Among the identified macrofungi species, there were four dominant families that stood out with a number of species equal to or exceeding 15. The richness percentages and rankings of these families are shown in

Table 2. Dominant families and genera of macrofungi in the Ancient Tree Park.

Dominant Family	Number of Species	Relative Proportions (%)	Dominant Genus	Number of Species	Relative Proportions (%)
Russulaceae	19	9.05%	Russula	14	6.67%
Tricholomataceae	18	8.57%	Mycena	12	5.71%
Mycenaceae	16	7.62%	Clitocybe	10	4.76%
Strophariaceae	16	7.62%
Total	69	32.86%	Total	36	17.14%

. Russulaceae exhibited the highest richness, accounting for 9.1% of the total identified species. Following closely behind was Tricholomataceae, representing 8.6% of the identified species. Mycenaceae and Strophariaceae showed an equal percentage, each contributing to 7.6% of the identified species. In contrast, 51 other families, each with less than 15 species, collectively accounted for 67.1% of the identified species.

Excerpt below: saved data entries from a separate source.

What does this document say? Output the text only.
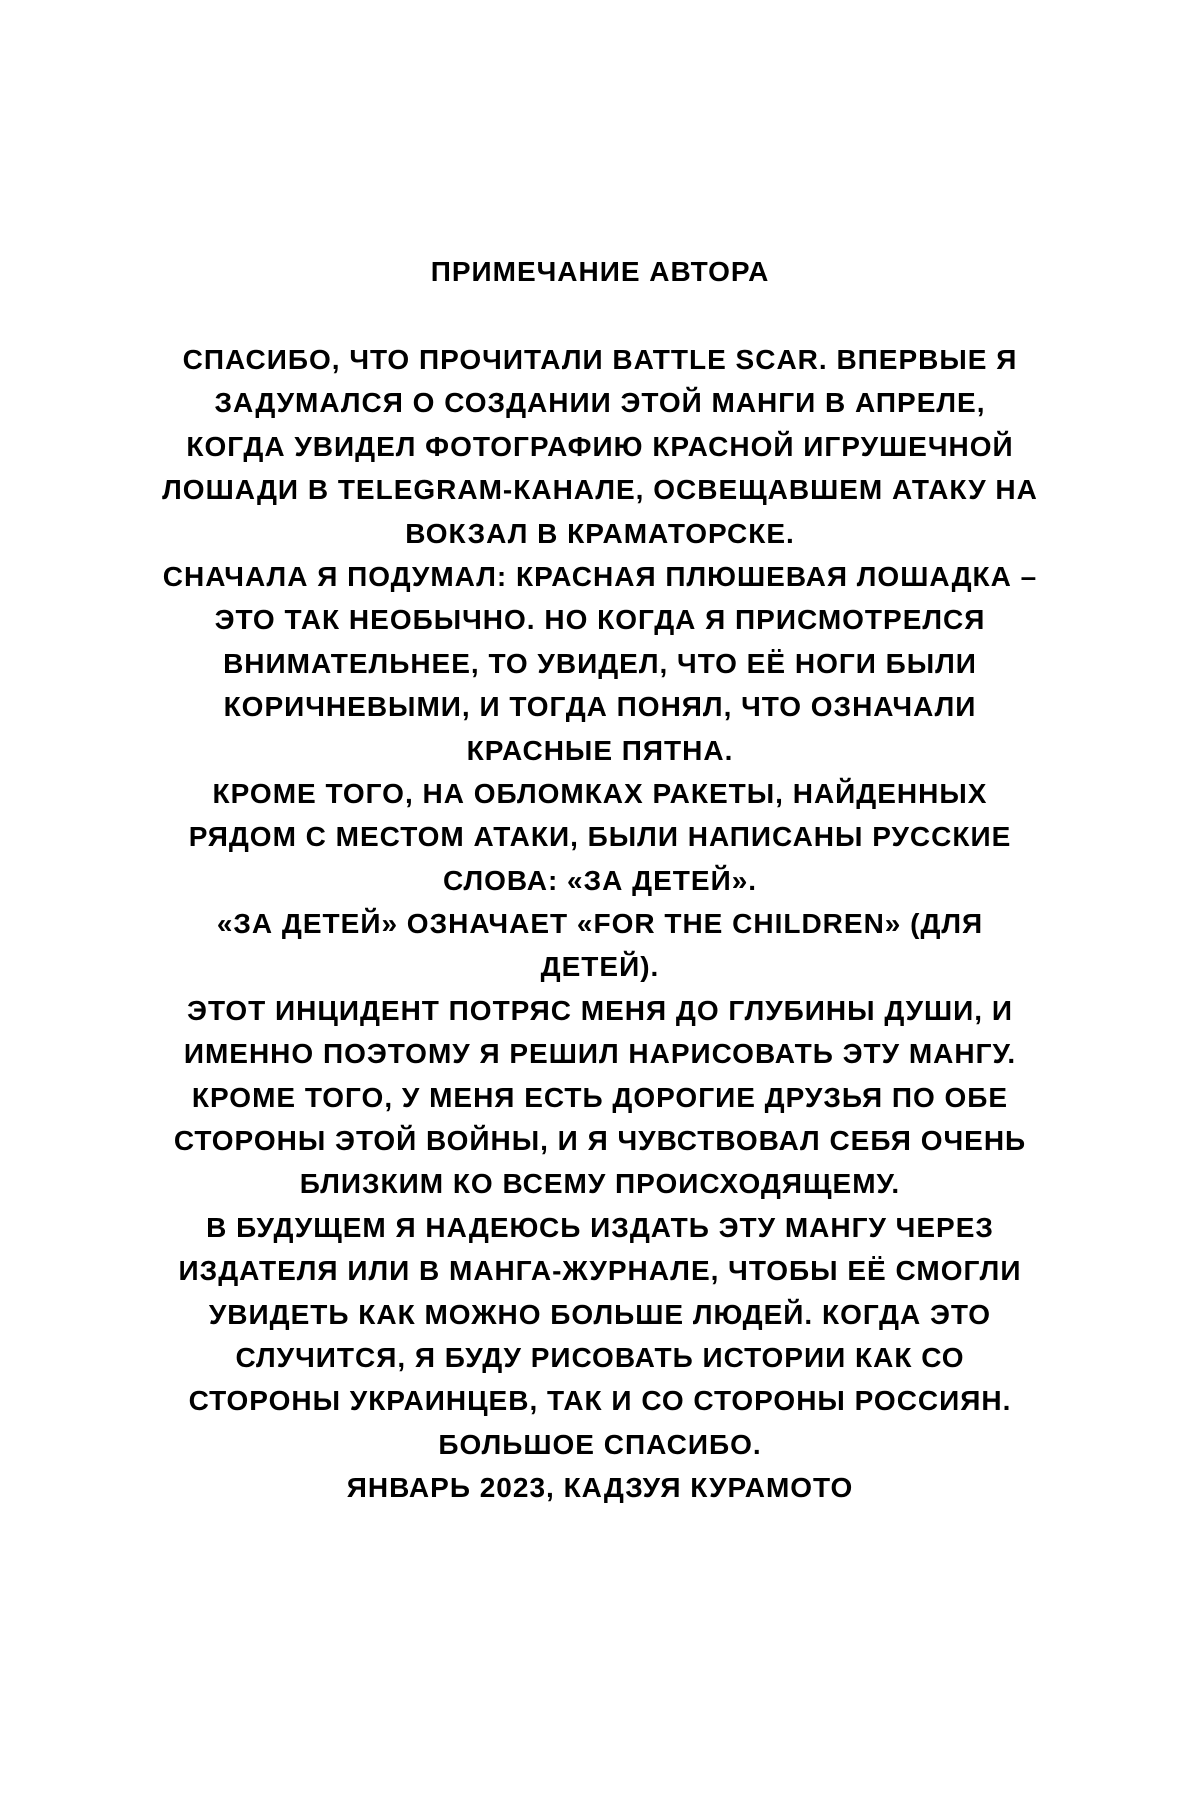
ПРИМЕЧАНИЕ АВТОРА
СПАСИБО, ЧТО ПРОЧИТАЛИ BATTLE SCAR. ВПЕРВЫЕ Я
ЗАДУМАЛСЯ О СОЗДАНИИ ЭТОЙ МАНГИ В АПРЕЛЕ,
КОГДА УВИДЕЛ ФОТОГРАФИЮ КРАСНОЙ ИГРУШЕЧНОЙ
ЛОШАДИ В TELEGRAM-КАНАЛЕ, ОСВЕЩАВШЕМ АТАКУ НА
ВОКЗАЛ В КРАМАТОРСКЕ.
СНАЧАЛА Я ПОДУМАЛ: КРАСНАЯ ПЛЮШЕВАЯ ЛОШАДКА –
ЭТО ТАК НЕОБЫЧНО. НО КОГДА Я ПРИСМОТРЕЛСЯ
ВНИМАТЕЛЬНЕЕ, ТО УВИДЕЛ, ЧТО ЕЁ НОГИ БЫЛИ
КОРИЧНЕВЫМИ, И ТОГДА ПОНЯЛ, ЧТО ОЗНАЧАЛИ
КРАСНЫЕ ПЯТНА.
КРОМЕ ТОГО, НА ОБЛОМКАХ РАКЕТЫ, НАЙДЕННЫХ
РЯДОМ С МЕСТОМ АТАКИ, БЫЛИ НАПИСАНЫ РУССКИЕ
СЛОВА: «ЗА ДЕТЕЙ».
«ЗА ДЕТЕЙ» ОЗНАЧАЕТ «FOR THE CHILDREN» (ДЛЯ
ДЕТЕЙ).
ЭТОТ ИНЦИДЕНТ ПОТРЯС МЕНЯ ДО ГЛУБИНЫ ДУШИ, И
ИМЕННО ПОЭТОМУ Я РЕШИЛ НАРИСОВАТЬ ЭТУ МАНГУ.
КРОМЕ ТОГО, У МЕНЯ ЕСТЬ ДОРОГИЕ ДРУЗЬЯ ПО ОБЕ
СТОРОНЫ ЭТОЙ ВОЙНЫ, И Я ЧУВСТВОВАЛ СЕБЯ ОЧЕНЬ
БЛИЗКИМ КО ВСЕМУ ПРОИСХОДЯЩЕМУ.
В БУДУЩЕМ Я НАДЕЮСЬ ИЗДАТЬ ЭТУ МАНГУ ЧЕРЕЗ
ИЗДАТЕЛЯ ИЛИ В МАНГА-ЖУРНАЛЕ, ЧТОБЫ ЕЁ СМОГЛИ
УВИДЕТЬ КАК МОЖНО БОЛЬШЕ ЛЮДЕЙ. КОГДА ЭТО
СЛУЧИТСЯ, Я БУДУ РИСОВАТЬ ИСТОРИИ КАК СО
СТОРОНЫ УКРАИНЦЕВ, ТАК И СО СТОРОНЫ РОССИЯН.
БОЛЬШОЕ СПАСИБО.
ЯНВАРЬ 2023, КАДЗУЯ КУРАМОТО
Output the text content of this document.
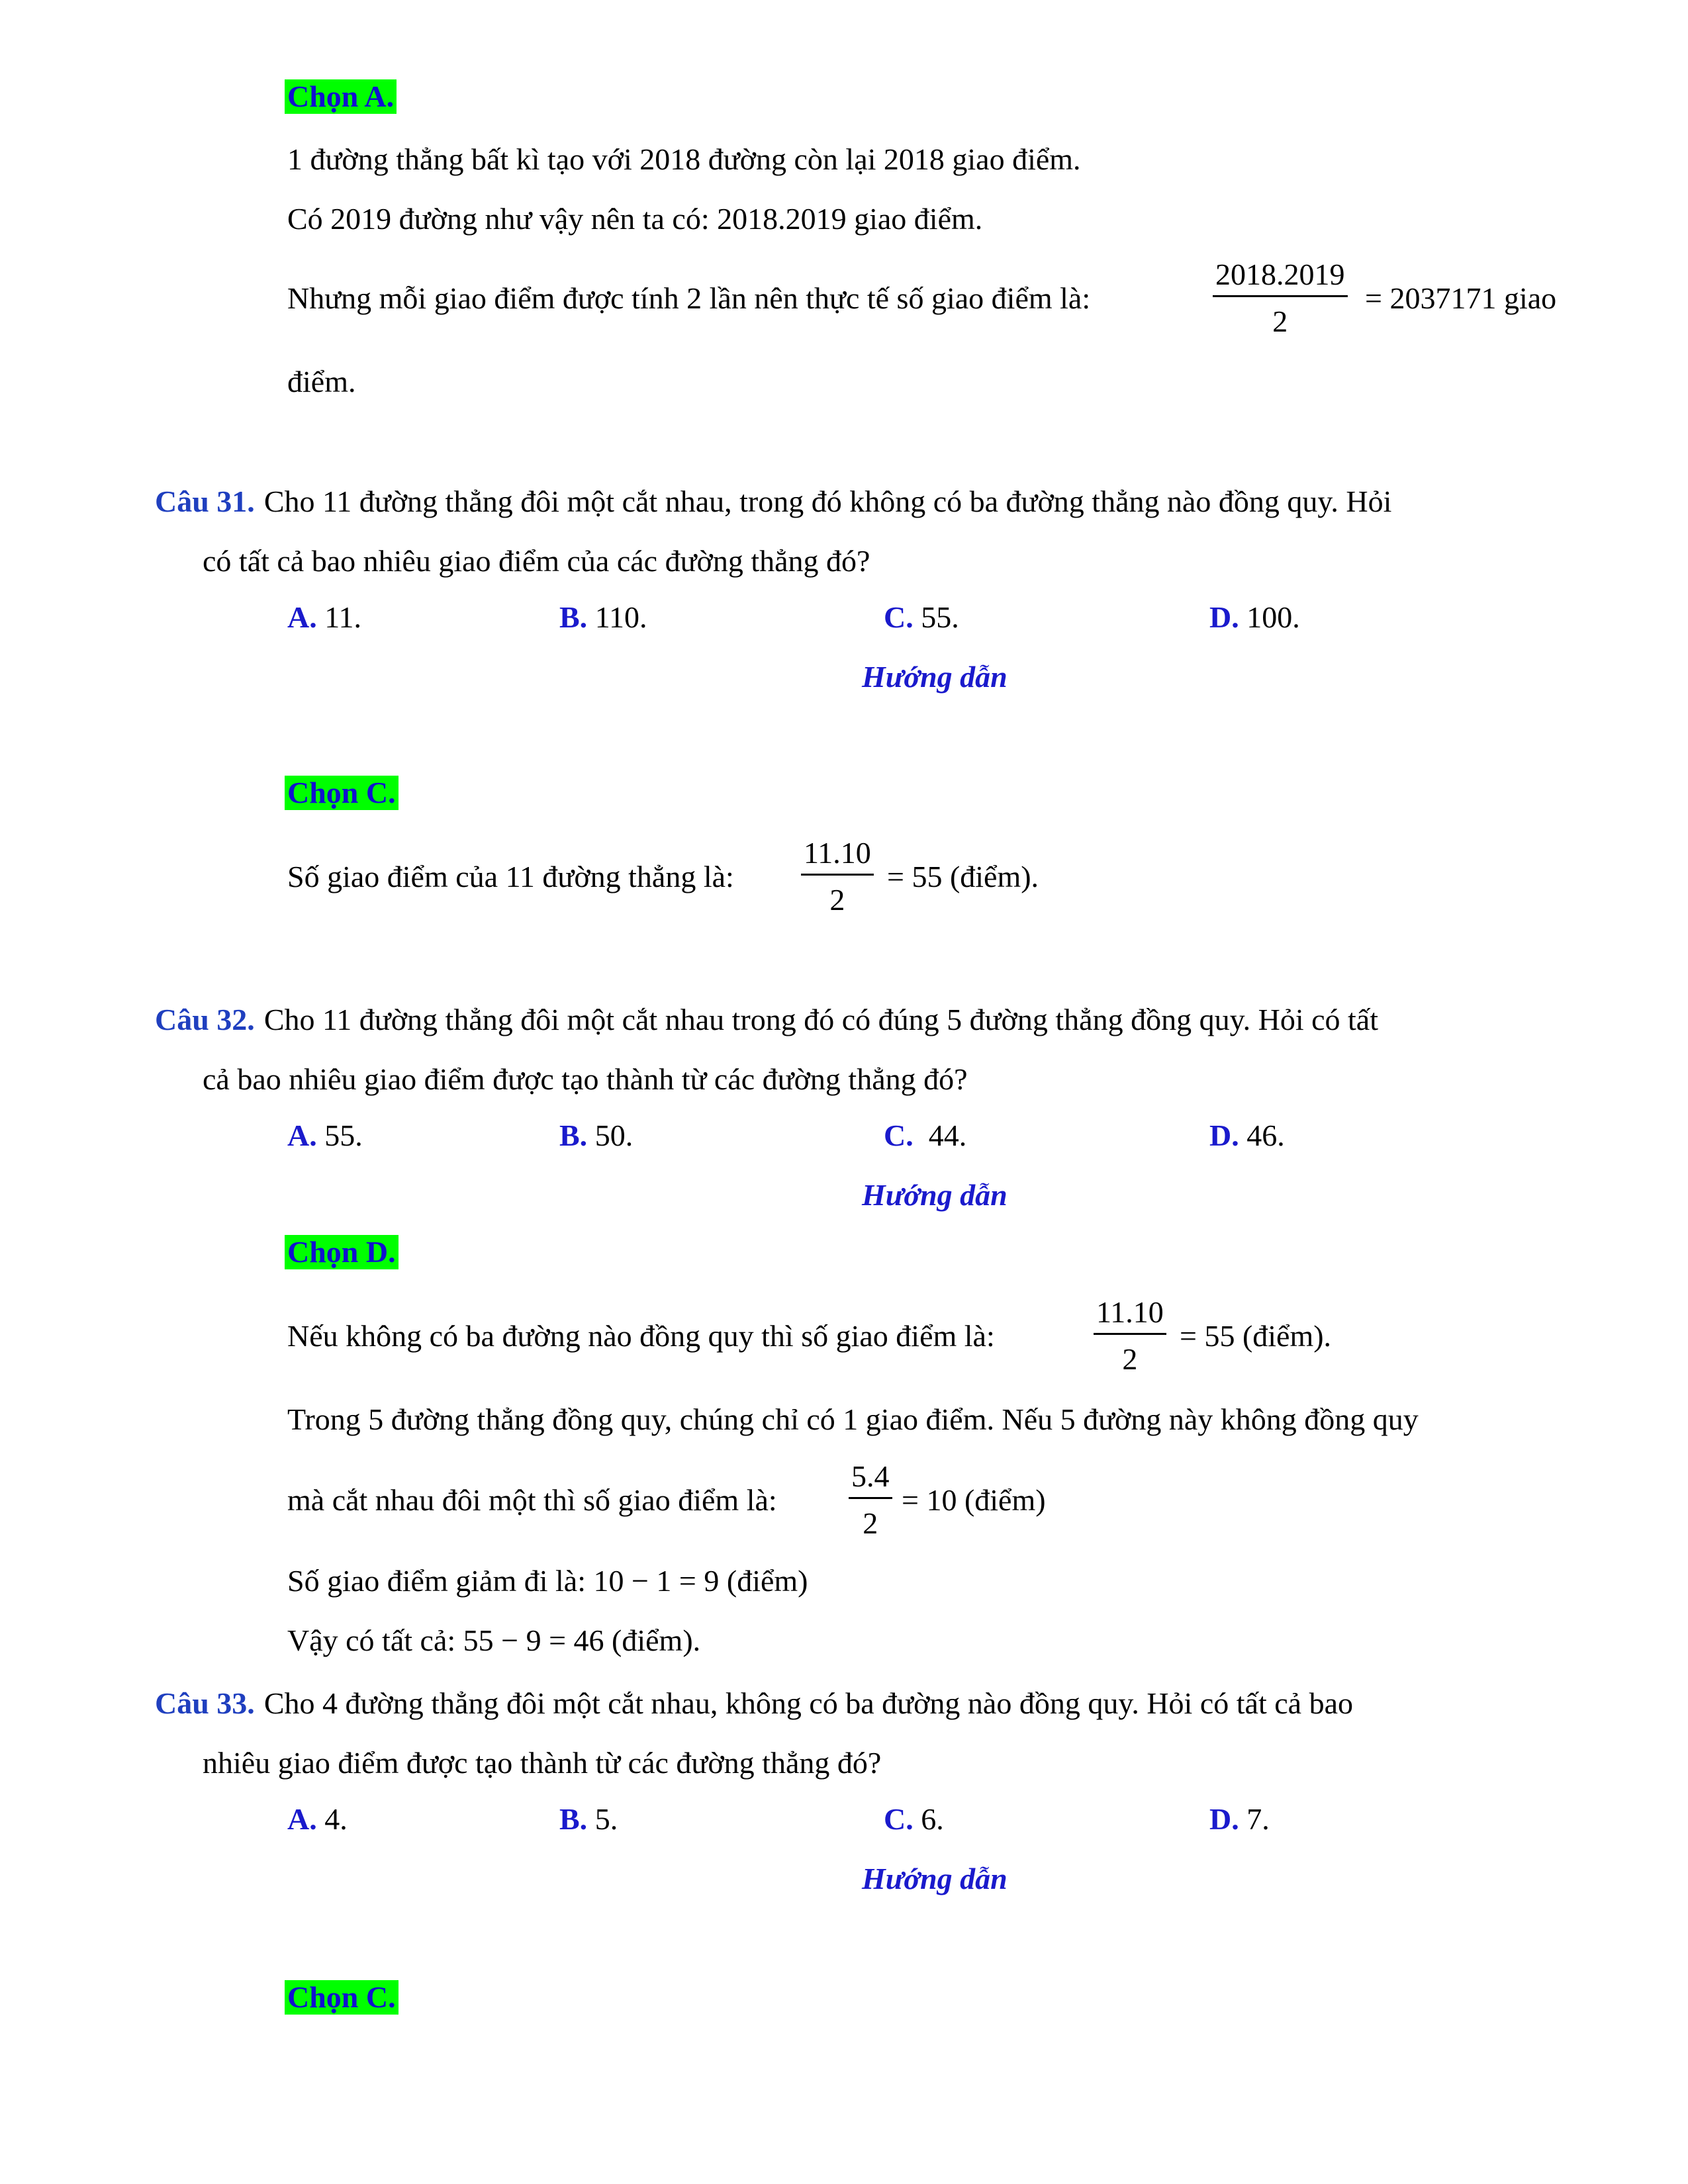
Chọn A.
1 đường thẳng bất kì tạo với 2018 đường còn lại 2018 giao điểm.
Có 2019 đường như vậy nên ta có: 2018.2019 giao điểm.
Nhưng mỗi giao điểm được tính 2 lần nên thực tế số giao điểm là:	$\frac{2018.2019}{2} = 2037171$ giao
điểm.
Câu 31. Cho 11 đường thẳng đôi một cắt nhau, trong đó không có ba đường thẳng nào đồng quy. Hỏi
có tất cả bao nhiêu giao điểm của các đường thẳng đó?
A. 11.	B. 110.	C. 55.	D. 100.
Hướng dẫn
Chọn C.
Số giao điểm của 11 đường thẳng là: $\frac{11.10}{2} = 55$ (điểm).
Câu 32. Cho 11 đường thẳng đôi một cắt nhau trong đó có đúng 5 đường thẳng đồng quy. Hỏi có tất
cả bao nhiêu giao điểm được tạo thành từ các đường thẳng đó?
A. 55.	B. 50.	C. 44.	D. 46.
Hướng dẫn
Chọn D.
Nếu không có ba đường nào đồng quy thì số giao điểm là:	$\frac{11.10}{2} = 55$ (điểm).
Trong 5 đường thẳng đồng quy, chúng chỉ có 1 giao điểm. Nếu 5 đường này không đồng quy
mà cắt nhau đôi một thì số giao điểm là: $\frac{5.4}{2} = 10$ (điểm)
Số giao điểm giảm đi là: 10 − 1 = 9 (điểm)
Vậy có tất cả: 55 − 9 = 46 (điểm).
Câu 33. Cho 4 đường thẳng đôi một cắt nhau, không có ba đường nào đồng quy. Hỏi có tất cả bao
nhiêu giao điểm được tạo thành từ các đường thẳng đó?
A. 4.	B. 5.	C. 6.	D. 7.
Hướng dẫn
Chọn C.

In terms of dominant genera, three stood out with a significant presence, each having 10 or more species. These included Mycena, Clitocybe, and Russula. These genera showed the diversity and abundance of macrofungi within the study area. Additionally, 29 genera contained 2–4 species, representing 30.85% of the total genera and 37.62% of the identified species. Furthermore, a considerable number of genera, 55 in total, were represented by only one species, making up 57.89% of the genera but contributing to 26.19% of the identified species.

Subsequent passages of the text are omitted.